When The Lights Go Out
April 28, 2011 § 2 Comments
For a 2-4 month stretch back in what my guess would be 1991, my family moved temporarily to this developing town outside Abeka. We never had electric power the whole time we lived there, but it was fun- loads of fun! We would go out almost every week to every fancy hotel and restaurant in Accra. You name it; if it was newly built, we went there. It was not some rich folk adventurous spree. We weren’t rich.I think it was largely my dad’s way of trying to lift that depressing pall of the darkness from which we were all suffering. Someone gave me a mini tour of Accra when I first came back: La Beach Hotel, Golden Tulip, etc. This person probably thought I was being shown something new to me. At the same time, I was thinking back to the fork-n-knife lessons before we first went to La Beach Hotel. I was also remembering how I got to watch the Laudrop brothers play for Denmark as we awaited our dinner table at the newly-opened Golden Tulip.

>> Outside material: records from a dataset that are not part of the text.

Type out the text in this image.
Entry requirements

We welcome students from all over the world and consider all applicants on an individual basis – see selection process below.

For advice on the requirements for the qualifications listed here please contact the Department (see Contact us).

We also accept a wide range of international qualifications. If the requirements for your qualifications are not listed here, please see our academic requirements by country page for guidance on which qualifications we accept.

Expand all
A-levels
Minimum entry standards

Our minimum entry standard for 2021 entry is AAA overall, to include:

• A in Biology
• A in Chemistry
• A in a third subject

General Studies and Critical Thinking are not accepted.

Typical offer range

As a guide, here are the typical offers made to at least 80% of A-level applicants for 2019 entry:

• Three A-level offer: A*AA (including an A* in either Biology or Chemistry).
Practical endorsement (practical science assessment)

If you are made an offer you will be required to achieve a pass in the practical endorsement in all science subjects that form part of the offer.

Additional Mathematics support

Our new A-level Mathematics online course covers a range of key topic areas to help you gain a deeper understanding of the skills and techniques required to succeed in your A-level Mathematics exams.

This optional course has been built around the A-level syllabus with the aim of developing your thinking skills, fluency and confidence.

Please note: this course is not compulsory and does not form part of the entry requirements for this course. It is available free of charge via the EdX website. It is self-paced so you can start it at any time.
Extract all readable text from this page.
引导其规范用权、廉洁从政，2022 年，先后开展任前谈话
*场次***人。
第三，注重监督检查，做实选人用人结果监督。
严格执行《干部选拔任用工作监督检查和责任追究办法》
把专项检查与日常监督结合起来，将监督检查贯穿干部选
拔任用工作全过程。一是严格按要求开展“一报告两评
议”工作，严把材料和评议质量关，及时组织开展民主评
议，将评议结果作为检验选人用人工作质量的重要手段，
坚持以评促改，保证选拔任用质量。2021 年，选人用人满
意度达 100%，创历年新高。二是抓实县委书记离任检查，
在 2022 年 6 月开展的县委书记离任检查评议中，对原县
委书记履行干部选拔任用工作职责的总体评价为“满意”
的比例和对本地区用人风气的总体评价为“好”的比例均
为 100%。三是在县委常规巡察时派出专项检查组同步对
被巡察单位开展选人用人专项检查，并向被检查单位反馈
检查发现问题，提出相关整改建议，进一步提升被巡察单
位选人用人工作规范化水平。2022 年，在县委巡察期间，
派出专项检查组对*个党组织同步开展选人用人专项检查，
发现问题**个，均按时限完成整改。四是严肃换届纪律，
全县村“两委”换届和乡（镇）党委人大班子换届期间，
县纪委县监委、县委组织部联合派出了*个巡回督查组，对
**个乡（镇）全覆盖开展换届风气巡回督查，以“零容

I got to drive those push carts with my sisters when we’d go to fetch water. If you’ve never been on one, you should give it a try- preferably on a quiet back road which also slopes gently along the way. But there was nothing fun about being in the dark all the time. The worst light-offs were when it seemed to affect some neighbours and not others on the same street, or how some streets always seemed like they were spared. You could always tell when someone had suffered a light off. He or she wouldn’t say anything about the previous night’s Akan drama episode at school when we’d all start recounting our favourite moments. My very worst light off, and I swear, I thought was deliberate was during this huge Oshin season-ending episode. The drama had been building up for weeks and everyone in Ghana had been hooked for months. I always made sure I didn’t have anything to do right before Oshin. I also had a huge crush on her; you would’ve been, too, if you had been there.
So, the day comes and we’re all anticipating what’s going to happen. I think she was planning to run away from her husband’s family home. Then, BAM! LIGHT OFF!! “It’s ok. They’ll surely turn it on tonight of all nights,” I told myself. It wasn’t the usual dotted deal we’d usually see. It was the whole subdivision of Exhibition, Dansoman (a suburb of Accra). Then the seconds stroked ever so slowly around the clock. The light wasn’t coming. It was beyond painful. GBC didn’t do repeat shows, so if you missed something, you missed it! I was beside myself. You know that feeling when you’re beyond exasperated and you just don’t know what to do with yourself? Ughh.. I thought, they would maybe turn the light back on and we’d distract ourselves with some local program before bed. Nope. That evening had to have been one of the longest in my life. I didn’t care to hear about how thrilling the episode was the next day at school. I was beyond sick. The worst part was, I rode the GBC bus almost every morning and walk from their news campus to school. I wanted to yell at someone on that bus, but it wasn’t their fault.
The last 15 days took me back to those months and that Oshin night without light. I’m not 11, or 13 anymore. I can handle a little darkness, but 2 weeks of almost nothing? I say almost because they do turn the light back on-i.e. when they decide to throw some of us a bone. But it’s always at the worst time. What use do I have for electricity at 12am, when my mind and body are already fried from the stress of not having any light all day? It’s usually for 3-4 hours, and then it’s back to total darkness. Yesterday was the first time since April 12 that I’ve had more than 3 hours of continuous power or even daytime power. And although I keep bemoaning the whole mess (there’s 4 more weeks of planned black-outs, btw), it was nice having the electronic tethers off: no wordpress, facebook, nytimes, huffingtonpost., gmail, gchat, any IM program, google ads following you everywhere you go, and for a while having that perfect excuse for not having called or texted people. I don’t wish for another dark fest, but I’ll miss the quiet.